European Union transport ministers welcomed proposals to tighten safety rules for oil tankers in the wake of the disastrous Erika oil spill off France's Atlantic coast last year. Ministers from the 15 EU states had an initial discussion of proposals put forward by the EU's executive Commission, but took no decisions. The Commission has called for a series of measures, including the phasing out of single-hulled oil tankers and the tightening up of port inspections, to prevent a repetition of the Erika disaster. The tanker broke up off France's Atlantic coast last December, spilling tons of oil into the sea and causing an environmental disaster.
Portuguese Transport Minister Jorge Coelho, who chaired the EU meeting, said the Commission's proposals were generally welcomed by member states. The discussion showed that "the European Union and all its member states are fully committed to stepping up maritime safety and preventing accidents at sea," he said.
Priority should be given to the Commission's proposals to harmonize ship inspection procedures gradually, improve the exchange of information among member states and step up training courses for inspectors, he said.

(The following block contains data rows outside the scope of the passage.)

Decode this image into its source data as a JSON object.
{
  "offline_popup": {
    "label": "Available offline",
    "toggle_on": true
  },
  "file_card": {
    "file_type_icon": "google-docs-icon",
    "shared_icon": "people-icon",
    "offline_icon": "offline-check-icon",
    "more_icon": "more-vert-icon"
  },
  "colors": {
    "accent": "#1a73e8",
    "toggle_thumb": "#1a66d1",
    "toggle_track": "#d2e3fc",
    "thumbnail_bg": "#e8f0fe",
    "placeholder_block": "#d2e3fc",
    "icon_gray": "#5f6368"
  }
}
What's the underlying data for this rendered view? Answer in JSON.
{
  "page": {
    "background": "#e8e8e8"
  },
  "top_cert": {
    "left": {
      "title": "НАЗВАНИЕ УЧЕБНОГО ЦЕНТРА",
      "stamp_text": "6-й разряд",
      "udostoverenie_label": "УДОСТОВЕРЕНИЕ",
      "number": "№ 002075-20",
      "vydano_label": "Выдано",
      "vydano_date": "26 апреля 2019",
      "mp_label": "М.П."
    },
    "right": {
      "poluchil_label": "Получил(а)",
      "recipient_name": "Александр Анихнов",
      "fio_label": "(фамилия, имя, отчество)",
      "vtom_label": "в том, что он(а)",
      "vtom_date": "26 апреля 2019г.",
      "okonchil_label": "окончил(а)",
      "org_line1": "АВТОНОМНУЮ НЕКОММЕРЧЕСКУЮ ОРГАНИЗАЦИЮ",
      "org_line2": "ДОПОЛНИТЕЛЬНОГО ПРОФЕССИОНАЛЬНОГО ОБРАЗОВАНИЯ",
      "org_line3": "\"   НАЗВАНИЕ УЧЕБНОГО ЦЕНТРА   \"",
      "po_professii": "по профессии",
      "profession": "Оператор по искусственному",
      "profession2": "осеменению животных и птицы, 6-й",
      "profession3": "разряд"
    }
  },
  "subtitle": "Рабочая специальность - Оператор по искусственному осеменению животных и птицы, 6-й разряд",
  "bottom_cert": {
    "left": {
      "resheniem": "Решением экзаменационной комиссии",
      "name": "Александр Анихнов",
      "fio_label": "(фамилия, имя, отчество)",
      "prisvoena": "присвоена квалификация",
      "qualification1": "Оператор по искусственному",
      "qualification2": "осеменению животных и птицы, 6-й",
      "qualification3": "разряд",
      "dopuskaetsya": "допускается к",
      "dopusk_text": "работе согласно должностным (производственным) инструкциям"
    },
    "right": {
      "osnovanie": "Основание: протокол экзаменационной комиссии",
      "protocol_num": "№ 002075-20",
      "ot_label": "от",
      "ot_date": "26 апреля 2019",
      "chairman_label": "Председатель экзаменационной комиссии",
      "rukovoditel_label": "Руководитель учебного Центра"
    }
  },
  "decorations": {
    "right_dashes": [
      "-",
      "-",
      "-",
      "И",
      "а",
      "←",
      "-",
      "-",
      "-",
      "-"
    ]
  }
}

"There should also be proposals on the withdrawal from the market of single-hull vessels in accordance with work under way in the International Maritime Organization and that is a crucial point," he added.
The Commission has called for single-hulled tankers to be phased out by 2015, to be replaced with safer double-hulled vessels. The Commission's proposals were particularly welcomed by France, which bore the brunt of the Erika disaster.
"Europe must accept its responsibilities in this area," French Transport Minister Jean-Claude Gayssot said. "No one denies any longer that we must move on this problem."